À l’époque hellénistique, la poésie alexandrine voulut s’inscrire dans le prolongement d’Homère, généralement sans l’aborder de front, simplement par le sous-entendu, entretenant l’art des variantes sur un épisode connu, comme le fit Callimaque dans son Hécalè, ou à l’inverse avec l’objectif manifeste de répliquer à Homère comme le fit Apollonios dans ses Argonautiques.

Cette épopée, à la construction complexe et déroutante, apparaît à la fois comme un poème savant où transparaît la science philologique, géographique, ethnologique et même médicale d’Apollonios, et comme une tentative de rivaliser, cinq siècles plus tard, avec Homère.

L'œuvre brille par le soin du détail, par une connaissance des théories médicales les plus modernes qui soulignaient la fonction des nerfs dans la transmission des émotions se remarquant dans le tableau fait des souffrances de l’amour, par la clairvoyance de l'analyse psychologique, sans omettre l'exactitude et épisodiquement le charme des descriptions. La peinture de l'amour y est également originale, elle inspirera notamment à Virgile ses amours de Didon et à Racine celles de sa Phèdre. La langue de l'auteur est très travaillée et la versification exacte et pleine d'art.

L’époque hellénistique est aussi une période où une augmentation de la taille du livre s’effectue ; dorénavant, les livres auxquels l’on se référait étaient bien plus volumineux que ceux de l’époque antérieure. Forcément, cette évolution eut un impact sur la composition même des livres. On constate que les livres de l’épopée d’Apollonios sont quasiment trois fois plus longs qu’un livre d’Homère.

Son héritage[modifier | modifier le code]

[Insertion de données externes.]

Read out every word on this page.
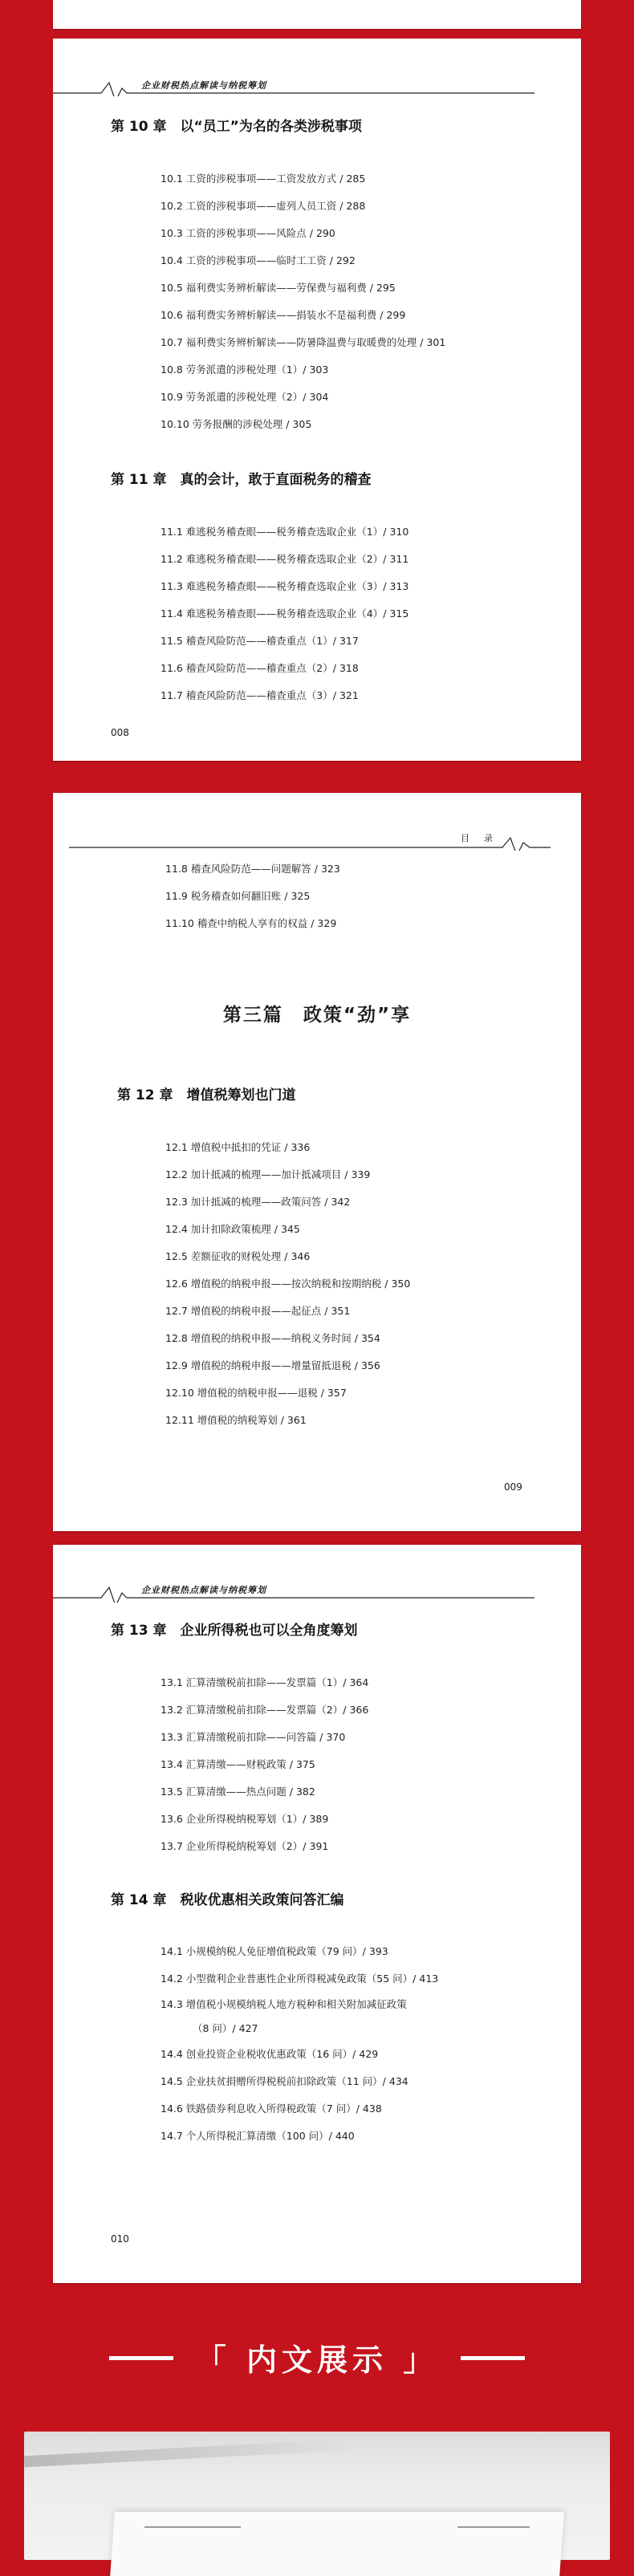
企业财税热点解读与纳税筹划
第 10 章　以“员工”为名的各类涉税事项
10.1 工资的涉税事项——工资发放方式 / 285
10.2 工资的涉税事项——虚列人员工资 / 288
10.3 工资的涉税事项——风险点 / 290
10.4 工资的涉税事项——临时工工资 / 292
10.5 福利费实务辨析解读——劳保费与福利费 / 295
10.6 福利费实务辨析解读——捐装水不是福利费 / 299
10.7 福利费实务辨析解读——防暑降温费与取暖费的处理 / 301
10.8 劳务派遣的涉税处理（1）/ 303
10.9 劳务派遣的涉税处理（2）/ 304
10.10 劳务报酬的涉税处理 / 305
第 11 章　真的会计，敢于直面税务的稽查
11.1 难逃税务稽查眼——税务稽查选取企业（1）/ 310
11.2 难逃税务稽查眼——税务稽查选取企业（2）/ 311
11.3 难逃税务稽查眼——税务稽查选取企业（3）/ 313
11.4 难逃税务稽查眼——税务稽查选取企业（4）/ 315
11.5 稽查风险防范——稽查重点（1）/ 317
11.6 稽查风险防范——稽查重点（2）/ 318
11.7 稽查风险防范——稽查重点（3）/ 321
008
目录
11.8 稽查风险防范——问题解答 / 323
11.9 税务稽查如何翻旧账 / 325
11.10 稽查中纳税人享有的权益 / 329
第三篇　政策“劲”享
第 12 章　增值税筹划也门道
12.1 增值税中抵扣的凭证 / 336
12.2 加计抵减的梳理——加计抵减项目 / 339
12.3 加计抵减的梳理——政策问答 / 342
12.4 加计扣除政策梳理 / 345
12.5 差额征收的财税处理 / 346
12.6 增值税的纳税申报——按次纳税和按期纳税 / 350
12.7 增值税的纳税申报——起征点 / 351
12.8 增值税的纳税申报——纳税义务时间 / 354
12.9 增值税的纳税申报——增量留抵退税 / 356
12.10 增值税的纳税申报——退税 / 357
12.11 增值税的纳税筹划 / 361
009
企业财税热点解读与纳税筹划
第 13 章　企业所得税也可以全角度筹划
13.1 汇算清缴税前扣除——发票篇（1）/ 364
13.2 汇算清缴税前扣除——发票篇（2）/ 366
13.3 汇算清缴税前扣除——问答篇 / 370
13.4 汇算清缴——财税政策 / 375
13.5 汇算清缴——热点问题 / 382
13.6 企业所得税纳税筹划（1）/ 389
13.7 企业所得税纳税筹划（2）/ 391
第 14 章　税收优惠相关政策问答汇编
14.1 小规模纳税人免征增值税政策（79 问）/ 393
14.2 小型微利企业普惠性企业所得税减免政策（55 问）/ 413
14.3 增值税小规模纳税人地方税种和相关附加减征政策
（8 问）/ 427
14.4 创业投资企业税收优惠政策（16 问）/ 429
14.5 企业扶贫捐赠所得税税前扣除政策（11 问）/ 434
14.6 铁路债券利息收入所得税政策（7 问）/ 438
14.7 个人所得税汇算清缴（100 问）/ 440
010
「 内文展示 」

Apollonios a connu un succès important, attesté notamment par les trouvailles papyrologiques et les imitations latines, comme les Argonautiques de Valérius Flaccus, qui prouvent que les Argonautiques sont une épopée marquante. On le voit encore par le fait que la production poétique transmise par les Byzantins ne consiste qu’en cinq textes que sont l’Alexandra de Lycophron, les Hymnes de Callimaque, la collection des poètes bucoliques, le recueil d’épigrammes recueillis dans l’Anthologie palatine et donc ce poème épique d’Apollonios.

Par ailleurs, Apollonios est célèbre pour la querelle, peut-être surestimée, qui l’aurait opposé à Callimaque, l’un tenant du poème long avec ses Argonautiques et l’autre du genre bref avec ses épigrammes. Cette querelle illustre la vitalité artistique d’une période où dominent les figures de Théocrite, de Posidippos et de Callimaque.

Il a en outre été le précurseur, avec son Traité sur Archiloque, de l’étude monographique d’un auteur, genre auquel Aristarque avait donné sa forme accomplie et qui allait s’imposer comme le modèle adopté par tous les exégètes de la littérature antique.

Il était considéré comme l'un des sept poètes de la Pléiade poétique.

Notes et références[modifier | modifier le code]

Voir aussi[modifier | modifier le code]

Bibliographie[modifier | modifier le code]

Dictionnaire[modifier | modifier le code]

  • M. Sartre, A. Sartre-Fauriat et P. Brun (dir.), Dictionnaire du monde grec antique, Paris, Larousse, 2009.

Ouvrages généraux[modifier | modifier le code]

  • C. Grandjean et al., Le Monde hellénistique, Paris, A. Colin, 2008.
  • Claire Préaux, Le Monde hellénistique : La Grèce et l'Orient de la mort d'Alexandre à la conquête romaine de la Grèce (323-146 avant J.-C.), t. 2, Paris, PUF, 2002.

Ouvrages spécialisés[modifier | modifier le code]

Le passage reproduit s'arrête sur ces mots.